“Through my journey as an artist I have found that a painting is more than the subject itself; it is also more than the paint itself; it is a balance between the two, like letting both the dancers and the music create a ballet. The paint takes the stage here and the figure there, all in turn, creating an exchange that only a painting can, and it is marvelous. Each painting has its own personality and it is exciting to watch it unfold. Many times the painting has its own ideas and I simply have to step out of the way and let it dictate, questioning nothing.” -Trent
Trent Gudmundsen, American Artist. B. 1978
Trent Gudmundsen (born 1978 in California, USA) grew up in a small Utah farming community where he began oil painting at the age of 14. He later attended college on a full-tuition art scholarship, but the artist frequently found himself painting in the nearby fields and canyons instead of attending his classes because he “learned so much more by just painting.” …but the experience yielded one lasting result: the artist, bored of his classes, decided to paint quick studies of the people around him, and quickly found that he was quite good at painting people. Trent soon left school to paint on his own and thereafter moved to Colorado where he met and married Lorajean. That same year, Southwest Art magazine recognized Trent’s potential in their annual “21 Under 31” article. (Later, the magazine would feature Trent in a 6-page feature [in August 2010]).

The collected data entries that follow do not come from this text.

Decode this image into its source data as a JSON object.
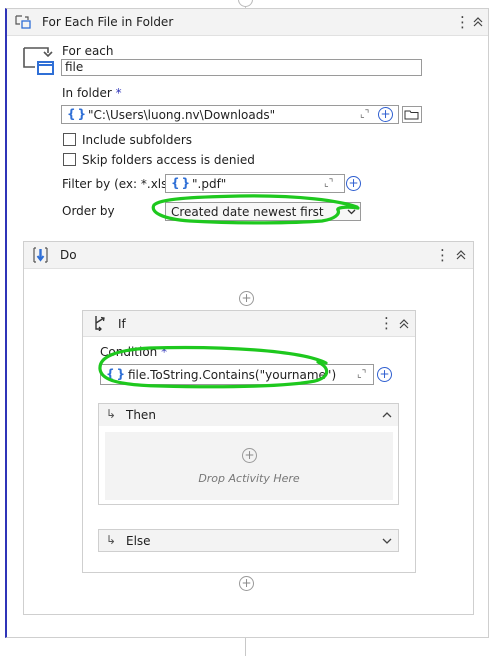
{
  "foreach": {
    "title": "For Each File in Folder",
    "for_each_label": "For each",
    "item_value": "file",
    "in_folder_label": "In folder",
    "required_mark": "*",
    "folder_value": "\"C:\\Users\\luong.nv\\Downloads\"",
    "include_subfolders_label": "Include subfolders",
    "skip_denied_label": "Skip folders access is denied",
    "filter_label": "Filter by (ex: *.xlsx)",
    "filter_value": "\".pdf\"",
    "order_by_label": "Order by",
    "order_by_value": "Created date newest first",
    "curly_glyph": "{}"
  },
  "do": {
    "title": "Do"
  },
  "if_activity": {
    "title": "If",
    "condition_label": "Condition",
    "condition_value": "file.ToString.Contains(\"yourname\")",
    "then_label": "Then",
    "else_label": "Else",
    "drop_text": "Drop Activity Here"
  },
  "colors": {
    "accent": "#2f34b8",
    "highlight": "#1ec81e"
  }
}
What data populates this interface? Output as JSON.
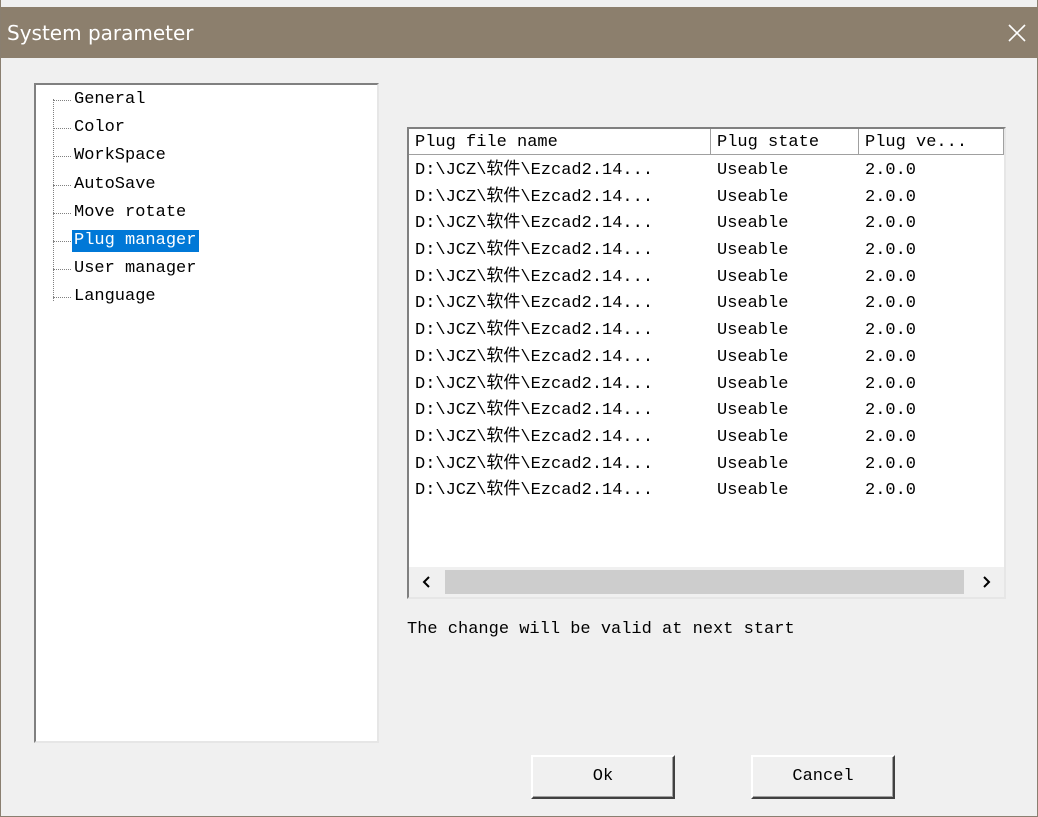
{
  "window": {
    "title": "System parameter",
    "close_icon": "close-icon"
  },
  "tree": {
    "items": [
      {
        "label": "General",
        "selected": false
      },
      {
        "label": "Color",
        "selected": false
      },
      {
        "label": "WorkSpace",
        "selected": false
      },
      {
        "label": "AutoSave",
        "selected": false
      },
      {
        "label": "Move rotate",
        "selected": false
      },
      {
        "label": "Plug manager",
        "selected": true
      },
      {
        "label": "User manager",
        "selected": false
      },
      {
        "label": "Language",
        "selected": false
      }
    ]
  },
  "plug_list": {
    "columns": [
      "Plug file name",
      "Plug state",
      "Plug ve..."
    ],
    "rows": [
      [
        "D:\\JCZ\\软件\\Ezcad2.14...",
        "Useable",
        "2.0.0"
      ],
      [
        "D:\\JCZ\\软件\\Ezcad2.14...",
        "Useable",
        "2.0.0"
      ],
      [
        "D:\\JCZ\\软件\\Ezcad2.14...",
        "Useable",
        "2.0.0"
      ],
      [
        "D:\\JCZ\\软件\\Ezcad2.14...",
        "Useable",
        "2.0.0"
      ],
      [
        "D:\\JCZ\\软件\\Ezcad2.14...",
        "Useable",
        "2.0.0"
      ],
      [
        "D:\\JCZ\\软件\\Ezcad2.14...",
        "Useable",
        "2.0.0"
      ],
      [
        "D:\\JCZ\\软件\\Ezcad2.14...",
        "Useable",
        "2.0.0"
      ],
      [
        "D:\\JCZ\\软件\\Ezcad2.14...",
        "Useable",
        "2.0.0"
      ],
      [
        "D:\\JCZ\\软件\\Ezcad2.14...",
        "Useable",
        "2.0.0"
      ],
      [
        "D:\\JCZ\\软件\\Ezcad2.14...",
        "Useable",
        "2.0.0"
      ],
      [
        "D:\\JCZ\\软件\\Ezcad2.14...",
        "Useable",
        "2.0.0"
      ],
      [
        "D:\\JCZ\\软件\\Ezcad2.14...",
        "Useable",
        "2.0.0"
      ],
      [
        "D:\\JCZ\\软件\\Ezcad2.14...",
        "Useable",
        "2.0.0"
      ]
    ]
  },
  "notice": "The change will be valid at next start",
  "buttons": {
    "ok": "Ok",
    "cancel": "Cancel"
  },
  "colors": {
    "titlebar": "#8c7f6d",
    "selection": "#0078d7",
    "dialog_bg": "#f0f0f0"
  }
}
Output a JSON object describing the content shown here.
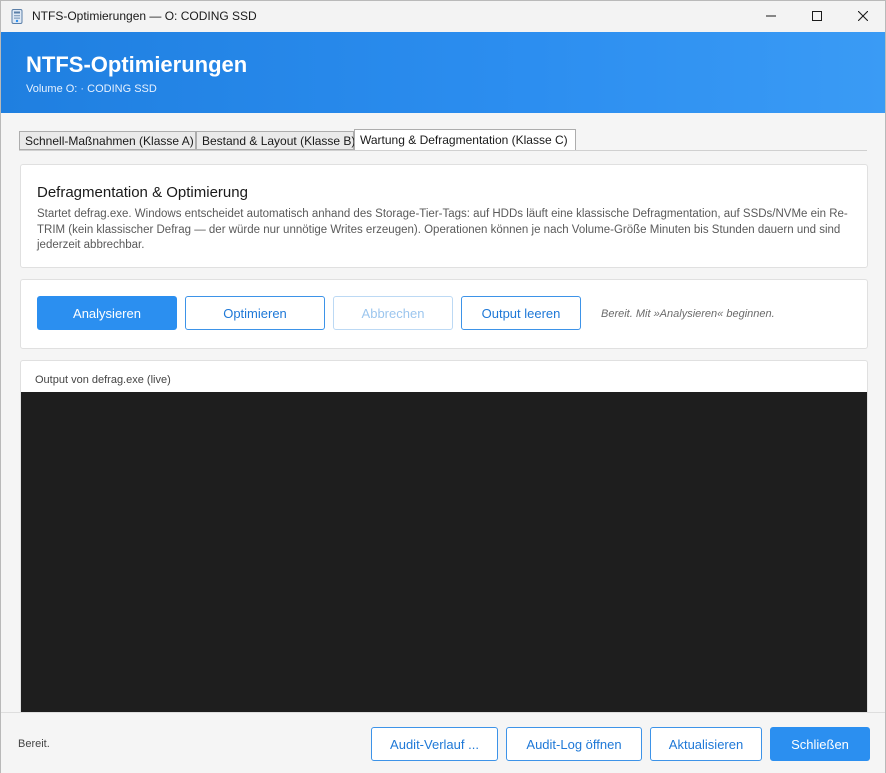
{
  "window": {
    "title": "NTFS-Optimierungen — O: CODING SSD",
    "controls": {
      "minimize_icon": "minimize-icon",
      "maximize_icon": "maximize-icon",
      "close_icon": "close-icon"
    }
  },
  "header": {
    "title": "NTFS-Optimierungen",
    "subtitle": "Volume O: · CODING SSD"
  },
  "tabs": [
    {
      "label": "Schnell-Maßnahmen (Klasse A)",
      "active": false
    },
    {
      "label": "Bestand & Layout (Klasse B)",
      "active": false
    },
    {
      "label": "Wartung & Defragmentation (Klasse C)",
      "active": true
    }
  ],
  "info": {
    "title": "Defragmentation & Optimierung",
    "description": "Startet defrag.exe. Windows entscheidet automatisch anhand des Storage-Tier-Tags: auf HDDs läuft eine klassische Defragmentation, auf SSDs/NVMe ein Re-TRIM (kein klassischer Defrag — der würde nur unnötige Writes erzeugen). Operationen können je nach Volume-Größe Minuten bis Stunden dauern und sind jederzeit abbrechbar."
  },
  "actions": {
    "analyze_label": "Analysieren",
    "optimize_label": "Optimieren",
    "cancel_label": "Abbrechen",
    "clear_label": "Output leeren",
    "status_hint": "Bereit. Mit »Analysieren« beginnen."
  },
  "output": {
    "label": "Output von defrag.exe (live)",
    "content": ""
  },
  "footer": {
    "status": "Bereit.",
    "audit_history_label": "Audit-Verlauf ...",
    "audit_log_label": "Audit-Log öffnen",
    "refresh_label": "Aktualisieren",
    "close_label": "Schließen"
  },
  "colors": {
    "accent": "#2b8ff0",
    "header_gradient_start": "#1f7fe0",
    "console_background": "#1e1e1e"
  }
}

Trent’s work has now been recognized with top awards on a national level including at the American Impressionist Society National Exhibition (NY, NY. 2019), two Oil Painters of America National Exhibitions (2003 & 2009), and the National Oil & Acrylic Painters Society’s “Best of America” Exhibit (2019).
Inspired largely by European and Soviet impressionists and realists, Gudmundsen’s paintings are traditional in theme, but painted in what amounts to be a very contemporary approach, often simplifying parts of the painting down to just graphic blocks of color, and other times by subduing and “de-constructing” the edges of figures until they almost meld with the background. Unlike some contemporary works that seek to temporarily ‘wow’ the viewer with garish colors and gimmicky methods, Gudmundsen’s work seeks to be both accurate and subdued while also tantalizing the viewer with a reserved amount of implied texture and thick brushwork, a combination that yields works of art that become more and more visually gratifying the more they’re viewed and lived with.